Whether 50% or (as yet) only 10%, chalk this one up for progress.

Jen
Jen
Nov 25, 2018 10:51 AM
Reply to  vexarb

While no doubt that young Israeli Canadian medic’s female cotlleagues may be glad to see the back of him and his chauvinist pig ilk, they need to hang onto as many of their other male colleagues as they can.

Should medicine (in particular, general practitioners) come to be seen as mostly “women’s work”, the pay levels are likely not to keep pace with pay levels in equivalent areas of knowledge, skill and experience where the gender balance is still skewed in favour of men, and the pay differences will entrench the attitude that medicine is ‘women’s work” and deter men from entering the profession.

You only have to look at how teaching in primary and secondary schools, and library work changed from being regarded as the preserve of men into “women’s work”, and how the changes in attitude were reflected in pay scales.

George Cornell
George Cornell
Nov 23, 2018 2:36 PM

Interesting information.
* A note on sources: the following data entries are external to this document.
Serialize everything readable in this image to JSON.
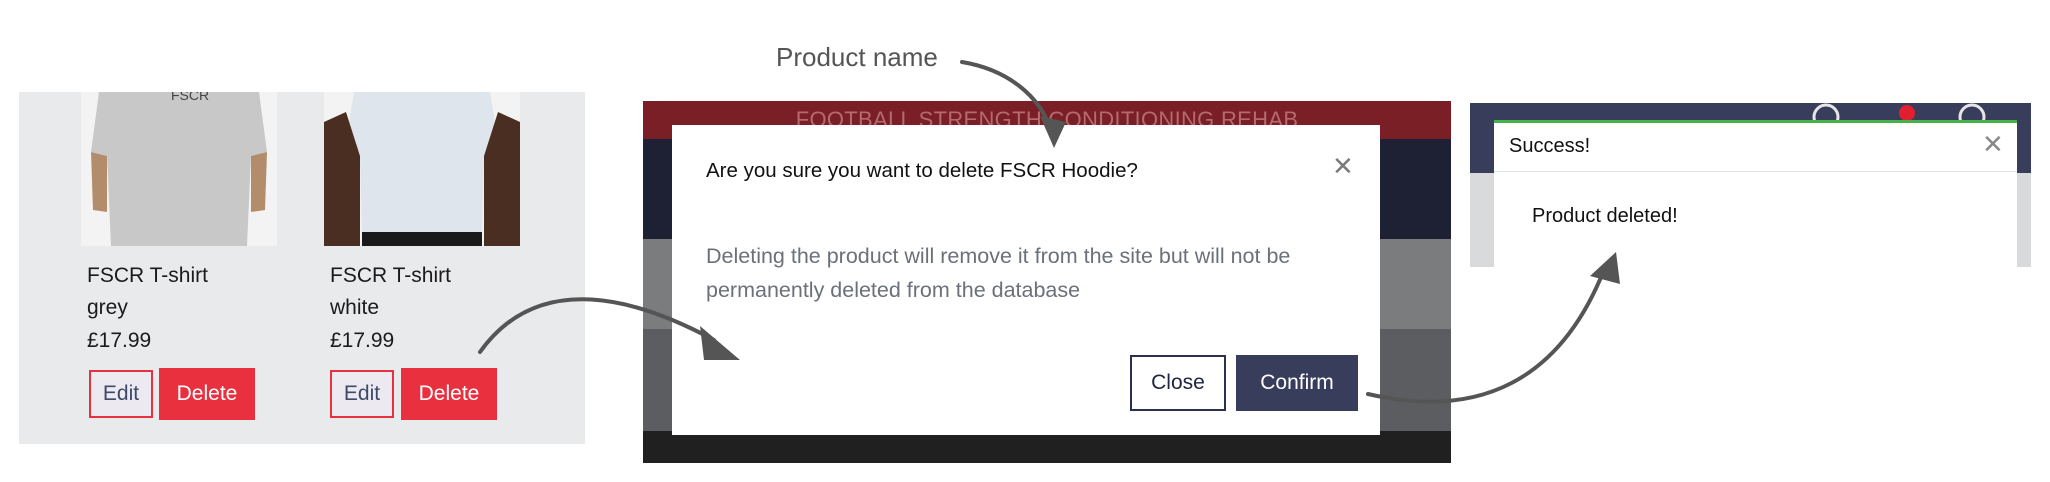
{
  "annotation": {
    "label": "Product name"
  },
  "products": [
    {
      "name": "FSCR T-shirt",
      "color": "grey",
      "price": "£17.99",
      "edit_label": "Edit",
      "delete_label": "Delete"
    },
    {
      "name": "FSCR T-shirt",
      "color": "white",
      "price": "£17.99",
      "edit_label": "Edit",
      "delete_label": "Delete"
    }
  ],
  "modal": {
    "background_banner": "FOOTBALL STRENGTH CONDITIONING REHAB",
    "title": "Are you sure you want to delete FSCR Hoodie?",
    "body": "Deleting the product will remove it from the site but will not be permanently deleted from the database",
    "close_label": "Close",
    "confirm_label": "Confirm",
    "close_icon": "close-icon"
  },
  "toast": {
    "title": "Success!",
    "message": "Product deleted!",
    "close_icon": "close-icon",
    "accent": "#48b24a"
  },
  "colors": {
    "danger": "#e9303f",
    "navy": "#393d5c"
  }
}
But the premise, unmentioned or explained, is that women and men should be equally represented. Surely what matters is that there is equal opportunity. There are many possible explanations for gender inequality, not the least of which is gender inequality in interests. Is the author saying that gender inequality is blameworthy? In all cases? Should equality be legislated and coerced, and inequality be punished?
Let the wild rumpus begin, to quote M. Sendak.